In the 11th century, authors were debating calendar reform. Should the year begin on 1 January, or on the Annunciation, or even at Christmas? How old was the universe? Was Christ born on year 1 or some 20 years later? From England to Italy, authors picked up the pen to expound their ideas and critique those of others.
The literary legacy of the Greco-Roman world had never been cancelled in the West, despite some voices periodically calling for a clean break from the pagan past. The classics, those whose works survived the precarity of scribal culture and the frailty of literacy and education in post-Roman Europe, found a place in the curriculum of the medieval schools, whether monastic or secular. While the culture of the pre-Christian past was accepted, it wasn’t clear who was to be included in the canon and who wasn’t. Scholars debated that, too.

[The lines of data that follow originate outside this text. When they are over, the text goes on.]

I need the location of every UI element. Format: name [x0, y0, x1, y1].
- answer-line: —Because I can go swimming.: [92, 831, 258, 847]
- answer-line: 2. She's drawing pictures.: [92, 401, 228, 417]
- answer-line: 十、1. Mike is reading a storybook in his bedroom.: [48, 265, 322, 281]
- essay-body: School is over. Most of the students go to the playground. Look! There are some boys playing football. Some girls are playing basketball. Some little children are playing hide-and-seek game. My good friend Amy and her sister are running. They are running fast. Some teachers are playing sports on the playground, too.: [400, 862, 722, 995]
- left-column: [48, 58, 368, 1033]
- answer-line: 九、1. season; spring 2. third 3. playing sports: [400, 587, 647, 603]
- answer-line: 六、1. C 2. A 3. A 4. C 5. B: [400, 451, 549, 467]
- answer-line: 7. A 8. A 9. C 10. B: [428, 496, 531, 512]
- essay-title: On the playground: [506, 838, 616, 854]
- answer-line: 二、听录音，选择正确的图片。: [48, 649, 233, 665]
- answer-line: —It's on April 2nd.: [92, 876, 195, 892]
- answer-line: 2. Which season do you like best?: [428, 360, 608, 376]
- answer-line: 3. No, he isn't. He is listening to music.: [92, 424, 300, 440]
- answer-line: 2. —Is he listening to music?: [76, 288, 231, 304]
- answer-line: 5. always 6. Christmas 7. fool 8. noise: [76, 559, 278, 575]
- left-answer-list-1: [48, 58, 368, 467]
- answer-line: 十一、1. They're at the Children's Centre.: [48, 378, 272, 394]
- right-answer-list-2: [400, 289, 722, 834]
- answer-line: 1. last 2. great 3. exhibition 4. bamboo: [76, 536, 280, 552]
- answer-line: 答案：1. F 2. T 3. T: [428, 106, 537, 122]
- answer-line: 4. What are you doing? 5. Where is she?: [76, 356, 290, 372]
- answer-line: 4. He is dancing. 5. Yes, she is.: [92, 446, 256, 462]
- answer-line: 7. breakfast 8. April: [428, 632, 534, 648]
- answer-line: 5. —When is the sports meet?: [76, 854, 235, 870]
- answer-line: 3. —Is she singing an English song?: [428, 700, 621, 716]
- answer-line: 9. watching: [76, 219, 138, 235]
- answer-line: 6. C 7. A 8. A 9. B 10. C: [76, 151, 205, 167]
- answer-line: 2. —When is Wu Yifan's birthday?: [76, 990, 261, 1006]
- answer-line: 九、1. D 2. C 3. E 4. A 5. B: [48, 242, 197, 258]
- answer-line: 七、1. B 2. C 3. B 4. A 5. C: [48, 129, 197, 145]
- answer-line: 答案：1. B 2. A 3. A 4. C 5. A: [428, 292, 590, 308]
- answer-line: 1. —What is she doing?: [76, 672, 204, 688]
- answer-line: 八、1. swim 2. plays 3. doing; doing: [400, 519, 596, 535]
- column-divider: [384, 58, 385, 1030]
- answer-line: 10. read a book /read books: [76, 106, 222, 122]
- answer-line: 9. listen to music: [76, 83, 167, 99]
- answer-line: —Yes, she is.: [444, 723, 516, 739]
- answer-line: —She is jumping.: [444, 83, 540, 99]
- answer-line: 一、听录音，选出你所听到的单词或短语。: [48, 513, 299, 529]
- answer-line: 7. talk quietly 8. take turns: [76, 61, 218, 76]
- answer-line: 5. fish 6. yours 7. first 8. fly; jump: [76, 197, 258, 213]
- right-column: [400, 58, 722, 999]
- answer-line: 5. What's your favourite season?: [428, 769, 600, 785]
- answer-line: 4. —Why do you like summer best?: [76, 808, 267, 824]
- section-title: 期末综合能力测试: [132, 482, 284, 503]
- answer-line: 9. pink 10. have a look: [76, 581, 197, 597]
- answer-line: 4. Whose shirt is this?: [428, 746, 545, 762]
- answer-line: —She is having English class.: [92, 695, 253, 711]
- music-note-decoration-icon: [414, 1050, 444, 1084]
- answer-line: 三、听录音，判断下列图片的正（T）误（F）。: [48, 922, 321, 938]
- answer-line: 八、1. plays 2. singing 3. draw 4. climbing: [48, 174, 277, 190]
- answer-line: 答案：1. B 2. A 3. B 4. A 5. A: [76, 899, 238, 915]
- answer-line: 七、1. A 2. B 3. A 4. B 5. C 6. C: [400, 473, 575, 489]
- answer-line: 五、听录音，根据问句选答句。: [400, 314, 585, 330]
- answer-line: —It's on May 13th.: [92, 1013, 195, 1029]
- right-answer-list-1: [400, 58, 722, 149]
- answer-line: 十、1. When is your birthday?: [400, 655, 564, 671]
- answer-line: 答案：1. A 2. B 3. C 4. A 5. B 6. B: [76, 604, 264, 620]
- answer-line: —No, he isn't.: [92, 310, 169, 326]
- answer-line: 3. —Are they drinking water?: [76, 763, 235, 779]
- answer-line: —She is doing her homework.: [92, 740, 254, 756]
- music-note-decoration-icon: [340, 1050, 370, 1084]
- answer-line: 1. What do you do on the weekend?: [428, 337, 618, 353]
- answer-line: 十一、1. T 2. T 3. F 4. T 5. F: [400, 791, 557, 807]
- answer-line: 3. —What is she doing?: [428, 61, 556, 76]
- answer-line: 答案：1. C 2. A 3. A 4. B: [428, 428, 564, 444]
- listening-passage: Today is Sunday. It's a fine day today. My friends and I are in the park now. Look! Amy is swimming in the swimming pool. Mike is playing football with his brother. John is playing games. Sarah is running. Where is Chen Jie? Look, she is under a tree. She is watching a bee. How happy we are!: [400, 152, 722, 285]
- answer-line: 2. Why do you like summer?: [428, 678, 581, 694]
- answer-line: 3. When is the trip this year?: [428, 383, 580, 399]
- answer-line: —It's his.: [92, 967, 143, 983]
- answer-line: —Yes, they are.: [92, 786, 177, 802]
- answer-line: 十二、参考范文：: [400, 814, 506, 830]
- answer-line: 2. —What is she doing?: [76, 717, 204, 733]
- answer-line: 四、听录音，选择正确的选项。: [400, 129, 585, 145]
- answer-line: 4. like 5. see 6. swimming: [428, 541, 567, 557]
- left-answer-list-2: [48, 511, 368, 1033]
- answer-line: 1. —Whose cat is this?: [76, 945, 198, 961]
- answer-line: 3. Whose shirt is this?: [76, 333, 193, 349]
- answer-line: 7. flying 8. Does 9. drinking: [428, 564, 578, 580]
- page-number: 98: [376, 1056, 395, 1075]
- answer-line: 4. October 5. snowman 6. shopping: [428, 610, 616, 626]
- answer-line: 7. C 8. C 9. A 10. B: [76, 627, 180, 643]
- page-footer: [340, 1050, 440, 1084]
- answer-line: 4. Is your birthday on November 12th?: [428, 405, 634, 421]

How far can sensational history go before it’s dismissed as fiction? Writing in the 12th century, the Welsh ‘historian’ Geoffrey of Monmouth presented King Arthur, Merlin and his world of knights and magic as a historical fact. He didn’t have to wait till the age of textual criticism for his ‘History of the Kings of Britain’ to be dismissed as pure fiction. His own contemporaries, such as the English historian William of Newburgh, rose against Geoffrey’s claim that the fantasy world he described was part of British history. William was furious, accusing Geoffrey of ‘inventing ridiculous fictions’, ‘unscrupulously promulgating mendacious prophecies of one Merlin’ as a ‘person ignorant of ancient history’. The frontal attack takes us to the heart of the medieval culture of disputation and polemical debate. To imagine the colourful world of the medieval West as a monochrome frame of plainchant-type thinking and writing is to fictionalise the past and miss out on a lot of exciting stuff.